At the end of the day, I’m not sure that Rosenthal has succeeded in her endeavor to visualize something about dark matter, to make the ethereal physical, or to capture the sense of universal time. Her drawing is magnificent, the composites are brilliant, but my sense is that she has not been able to find a way to portray the extremely complex and esoteric concepts she is grappling with here. Ultimately, as I suggested above, it may be that the subject matter is essentially lost in translation, and the result inevitably dispassionate.

By contrast, my impression is that Rosenthal was far more successful in a similar pursuit in her exhibition at Gallery Joe last year, a little bit every day, where she was able to link various natural wonders with a number of mundane objects and images. As Chip Schwartz commented in these pages: “By illustrating what we know directly from our daily lives (laptops, phones, and Google searches) and pairing that with ideas we recognize mostly through indirect, memetic means (astronomy and evolution), Rosenthal confronts us with two very different faces of awareness.”

The theme of the Morris Gallery’s 2015-16 season, which is being curated by PAFA’s Jodi Throckmorton, is: “How do artists make the invisible visible?” In response to this well-worn credo, one is tempted to ask: Is there really anything else that artists do? In the words of Max Beckmann: “My aim is always to get hold of the magic of reality and to transfer this reality into painting—to make the invisible visible through reality. It may sound paradoxical, but it is, in fact, reality which forms the mystery of our existence.” The poets, of course, also contribute to our quest to understand the mysteries of the universe. I am reminded of the last line of Lawrence Durrel’s Justine, the first book in his Alexandria Quartet: “Does not everything depend upon our interpretation of the silence around us?”

I often think about how, due to the ubiquitousness of the Internet, the cell phone, radio, and what have you, most of the planet, including our fragile bodies, is constantly being showered, bombarded, by invisible forms of electronic radiation. Indeed, if these waves or beams or whatever they are were somehow colored and rendered visible, I’m quite sure that our world would go completely dark. So much for making the invisible visible. It is slightly paranoid thinking like this that makes me a writer instead of an artist (or a scientist).

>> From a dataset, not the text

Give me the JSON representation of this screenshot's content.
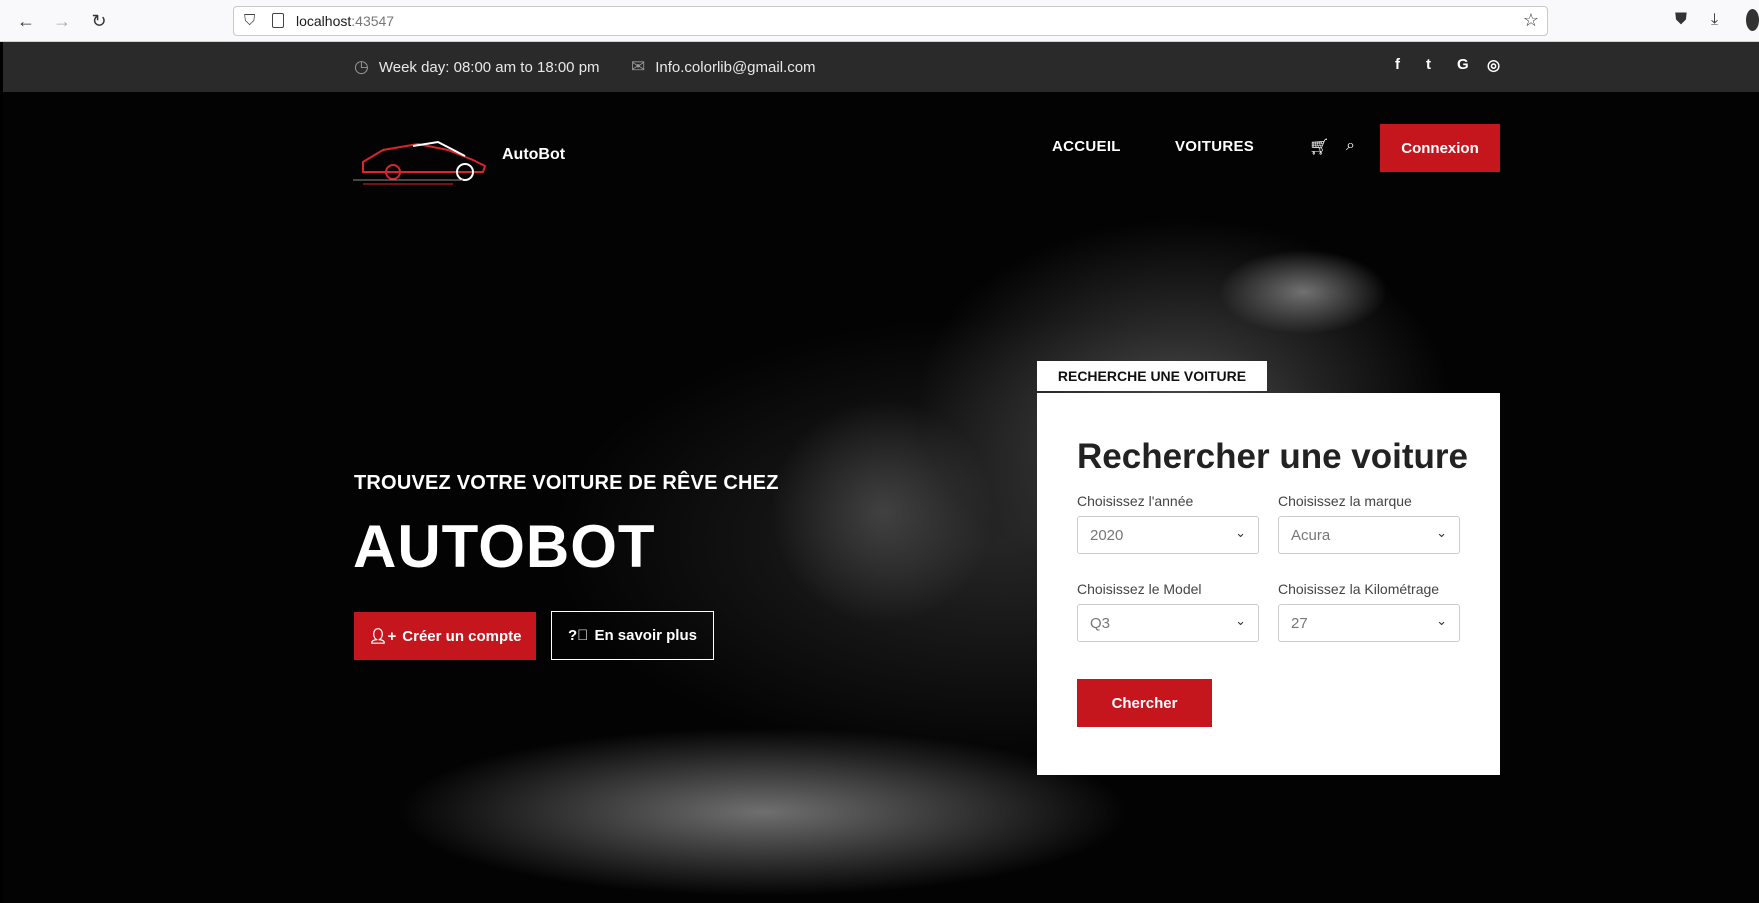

In 1978, PAFA’s Morris Gallery began exhibiting the work of artists living in the Philadelphia region, and ultimately included artists living outside of the area. From 2011 through 2014, the gallery hosted the Bill Viola installation Ocean Without a Shore. With Mia Rosenthal’s exhibition, the gallery is returning to its original mission, with the intention of becoming “a showcase for a diverse array of emerging and mid-career artists from the Philadelphia region and beyond that reflects the pluralistic nature of art-making today.” The plan is to present four exhibitions per year, each relating to a big question or overarching theme. As noted above, the question for the 2015-2016 season is: How do artists make the invisible visible? Artists Emil Lukas, Alyson Shotz, and Fernando Orellana will follow Ms. Rosenthal, each of whom will create new work, often site-specific, for their respective exhibitions.

Mia Rosenthal received her B.F.A. in illustration from Parsons The New School for Design and her M.F.A. from PAFA. Her work is found in various private and public collections, and has appeared in numerous exhibitions. Rosenthal is represented by Gallery Joe in Philadelphia. Artblog’s Rachel Heidenry interviewed her after she received the Leonore Annenberg Arts Fellowship that led to this Morris Gallery exhibition.

Mia Rosenthal’s Paper Lens will be up at the Morris Gallery of the Pennsylvania Academy of the Fine Arts through Jan. 3, 2016.